COMO CONHECI A. B. HORTA

        — Por obséquio, Dr Andrson está?
        — Não senhor, ele desceu, está no parquinho com as crianças, respondeu gentilmente sua esposa Célia.
        — Não quer entrar, para esperá-lo?
        — Não, obrigado; vou procura-lo no parque.
        — Mas o senhor não o conhece!.
        — Nada não, eu chego lá.
        Desci no elevador pensando como faria para encontra-lo. Era preciso. Transcorria o ano de 68, quase interminável, um desses anos que foi feito para não acabar, pelo menos na ótica dos opositores ao regime. O desconhecimento era mútuo e nem sequer tive o cuidado de telefonar marcando o encontro.
        Ali estava eu empunhando o meu pacote de versos, recém-saídos da escuridão das gavetas. A fase típica do poeta clandestino, pré-editado, prestes a nascer e receoso da fulgurante luz do dia que talha a neblina, esparge os aromas matinais e espanta duendes, demônios e vampiros. Ocorre que instigado por um amigo comum, salvo engano o poeta José Godoy Garcia, cedi à tentação de submete-los aos olhos críticos do poeta recomendado. É como convidar alguém para padrinho de um filho especial, antes de nascer. Por outro lado a expectativa de dar vida ao poema enclausurado é excitante. Primeiro porque a luz devassa nossos territórios sombrios de ternura e ansiedade. Segundo porque o excesso de claridade pode matar uma semente que viceja frágil e tenra na penumbra dos bosques dos sentimentos. Sei lá. Sei que estava tenso entre o quarto andar e o pavimento térreo. A babá ao meu lado, possuída de um desdém angelical ao meu drama, se ocupava com a criança teimosa, que insistia em encostar na porta.
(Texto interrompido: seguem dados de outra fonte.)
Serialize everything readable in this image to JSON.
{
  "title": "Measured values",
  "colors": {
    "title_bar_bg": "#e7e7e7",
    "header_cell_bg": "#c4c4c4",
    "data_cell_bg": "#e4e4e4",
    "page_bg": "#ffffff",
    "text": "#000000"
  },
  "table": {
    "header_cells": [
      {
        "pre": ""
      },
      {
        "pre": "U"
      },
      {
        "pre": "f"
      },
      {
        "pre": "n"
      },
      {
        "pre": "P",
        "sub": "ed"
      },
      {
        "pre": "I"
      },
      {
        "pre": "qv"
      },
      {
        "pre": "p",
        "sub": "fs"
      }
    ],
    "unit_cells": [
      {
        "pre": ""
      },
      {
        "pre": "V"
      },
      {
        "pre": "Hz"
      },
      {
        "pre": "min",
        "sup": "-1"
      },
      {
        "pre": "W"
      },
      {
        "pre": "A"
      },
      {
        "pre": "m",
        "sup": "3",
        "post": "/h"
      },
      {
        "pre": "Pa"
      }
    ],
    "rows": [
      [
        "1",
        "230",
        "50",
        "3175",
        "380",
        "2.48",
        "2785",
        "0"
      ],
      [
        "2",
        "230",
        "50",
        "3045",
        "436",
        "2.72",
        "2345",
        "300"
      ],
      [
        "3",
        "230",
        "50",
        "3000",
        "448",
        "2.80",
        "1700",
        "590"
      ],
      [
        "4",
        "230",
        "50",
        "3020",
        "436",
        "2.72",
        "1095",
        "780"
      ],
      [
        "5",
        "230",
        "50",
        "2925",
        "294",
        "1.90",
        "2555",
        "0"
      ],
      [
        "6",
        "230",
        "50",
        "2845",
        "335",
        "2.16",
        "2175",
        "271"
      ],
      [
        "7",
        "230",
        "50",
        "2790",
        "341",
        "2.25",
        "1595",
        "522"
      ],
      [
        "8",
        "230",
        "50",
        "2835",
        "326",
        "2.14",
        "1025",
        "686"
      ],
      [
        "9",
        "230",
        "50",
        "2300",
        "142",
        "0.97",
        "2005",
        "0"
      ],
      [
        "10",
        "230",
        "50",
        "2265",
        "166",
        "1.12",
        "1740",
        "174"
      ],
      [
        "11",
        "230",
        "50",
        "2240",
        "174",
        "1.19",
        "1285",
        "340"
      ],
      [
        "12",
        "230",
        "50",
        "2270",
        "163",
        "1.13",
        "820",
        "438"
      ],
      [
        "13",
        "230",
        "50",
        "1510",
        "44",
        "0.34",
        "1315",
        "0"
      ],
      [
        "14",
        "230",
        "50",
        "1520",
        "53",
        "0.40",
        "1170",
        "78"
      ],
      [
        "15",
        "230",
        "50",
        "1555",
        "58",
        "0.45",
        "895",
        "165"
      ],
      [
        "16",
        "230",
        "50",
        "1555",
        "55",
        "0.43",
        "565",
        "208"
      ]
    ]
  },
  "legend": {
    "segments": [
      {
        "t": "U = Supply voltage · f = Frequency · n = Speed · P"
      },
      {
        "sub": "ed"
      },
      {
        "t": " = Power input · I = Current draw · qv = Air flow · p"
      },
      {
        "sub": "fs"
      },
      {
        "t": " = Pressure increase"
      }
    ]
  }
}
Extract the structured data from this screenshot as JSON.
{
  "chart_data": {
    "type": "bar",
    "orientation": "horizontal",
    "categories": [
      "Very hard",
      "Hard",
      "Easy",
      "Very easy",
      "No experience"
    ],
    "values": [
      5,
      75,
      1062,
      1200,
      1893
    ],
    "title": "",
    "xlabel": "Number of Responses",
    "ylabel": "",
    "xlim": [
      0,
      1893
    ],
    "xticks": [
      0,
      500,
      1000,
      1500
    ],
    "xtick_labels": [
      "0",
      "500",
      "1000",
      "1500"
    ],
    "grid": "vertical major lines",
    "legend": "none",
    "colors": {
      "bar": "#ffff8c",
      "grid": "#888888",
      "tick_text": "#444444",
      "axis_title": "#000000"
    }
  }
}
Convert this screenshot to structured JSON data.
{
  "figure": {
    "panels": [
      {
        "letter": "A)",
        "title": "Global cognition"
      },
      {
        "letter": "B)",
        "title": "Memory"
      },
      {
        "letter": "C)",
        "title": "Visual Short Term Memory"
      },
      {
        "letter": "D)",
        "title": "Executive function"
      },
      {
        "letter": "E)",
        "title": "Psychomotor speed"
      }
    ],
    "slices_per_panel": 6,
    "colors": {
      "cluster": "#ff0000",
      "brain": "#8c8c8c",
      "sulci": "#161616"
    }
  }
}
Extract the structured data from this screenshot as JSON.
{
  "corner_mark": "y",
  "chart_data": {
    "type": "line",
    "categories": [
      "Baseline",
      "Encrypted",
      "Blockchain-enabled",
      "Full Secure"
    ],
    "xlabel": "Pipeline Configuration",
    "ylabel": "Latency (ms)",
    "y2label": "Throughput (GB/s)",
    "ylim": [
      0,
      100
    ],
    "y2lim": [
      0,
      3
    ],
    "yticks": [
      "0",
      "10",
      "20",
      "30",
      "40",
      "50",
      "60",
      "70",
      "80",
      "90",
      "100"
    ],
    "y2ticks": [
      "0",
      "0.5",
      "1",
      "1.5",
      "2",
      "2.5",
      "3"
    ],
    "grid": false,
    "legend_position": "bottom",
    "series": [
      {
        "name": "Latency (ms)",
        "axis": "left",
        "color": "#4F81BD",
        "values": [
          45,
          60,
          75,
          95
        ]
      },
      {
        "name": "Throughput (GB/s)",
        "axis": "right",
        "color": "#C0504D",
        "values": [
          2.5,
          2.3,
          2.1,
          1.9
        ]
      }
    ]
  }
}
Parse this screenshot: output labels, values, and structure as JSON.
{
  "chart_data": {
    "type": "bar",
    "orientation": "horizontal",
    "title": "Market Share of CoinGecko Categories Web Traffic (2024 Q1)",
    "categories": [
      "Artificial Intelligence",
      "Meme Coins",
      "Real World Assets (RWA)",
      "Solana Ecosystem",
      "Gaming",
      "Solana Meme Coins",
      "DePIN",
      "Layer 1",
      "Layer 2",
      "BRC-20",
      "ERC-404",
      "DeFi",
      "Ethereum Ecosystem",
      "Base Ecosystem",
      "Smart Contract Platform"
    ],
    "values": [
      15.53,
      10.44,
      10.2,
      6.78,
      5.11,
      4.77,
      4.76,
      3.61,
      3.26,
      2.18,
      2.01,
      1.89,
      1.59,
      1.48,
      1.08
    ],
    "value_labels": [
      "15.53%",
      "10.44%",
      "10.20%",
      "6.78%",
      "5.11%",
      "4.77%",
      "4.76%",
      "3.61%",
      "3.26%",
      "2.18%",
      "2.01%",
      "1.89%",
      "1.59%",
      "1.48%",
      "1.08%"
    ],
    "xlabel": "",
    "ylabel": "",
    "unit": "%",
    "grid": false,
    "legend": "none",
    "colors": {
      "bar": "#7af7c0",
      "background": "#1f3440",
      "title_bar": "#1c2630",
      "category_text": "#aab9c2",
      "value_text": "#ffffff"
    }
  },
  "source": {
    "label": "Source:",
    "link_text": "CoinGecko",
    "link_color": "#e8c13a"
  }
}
        Terceiro, segundo, térreo. Pronto, a porta pantográfica abriu-se, melhor, fechou-se sobre si mesma. Não sei se era pantográfica, mas o termo cai melhor sobre o papel.
        — E agora, como acho o Dr. Anderson no meio de tantos pais e tantas crianças? Pensei comigo, não haveria outro poeta naquele parque sábado de manhã. Dois poetas seria um desperdício parnasiano no meio daquela algazarra coloquial. Não, dois não pode haver. E todo poeta tem um ar sinistro, um sinistro enleio, como se prestes à hemoptise fulminante. Além disso, são fingidores e dissimulados por excelência, haja visto Fernando Pessoa.
        A manhã era cinza e morna, não havia no céu o azul escancarado de Brasília; num rápido olhar descobri o meu personagem-poeta, lá estava, disfarçado de pai e fui direto ao alvo: “Você é Anderson?”
        — Exato, eu mesmo; você é o Juiio Cezar. Godoy telefonou-me a respeito.
        Pronto, estava feito o reconhecimento, mútuo para minha satisfação e salvo o prefácio do primeiro livro. Como cheguei lá? Fácil, era entre todos o único pai que não olhava para os filhos, estava entretido com as nuvens.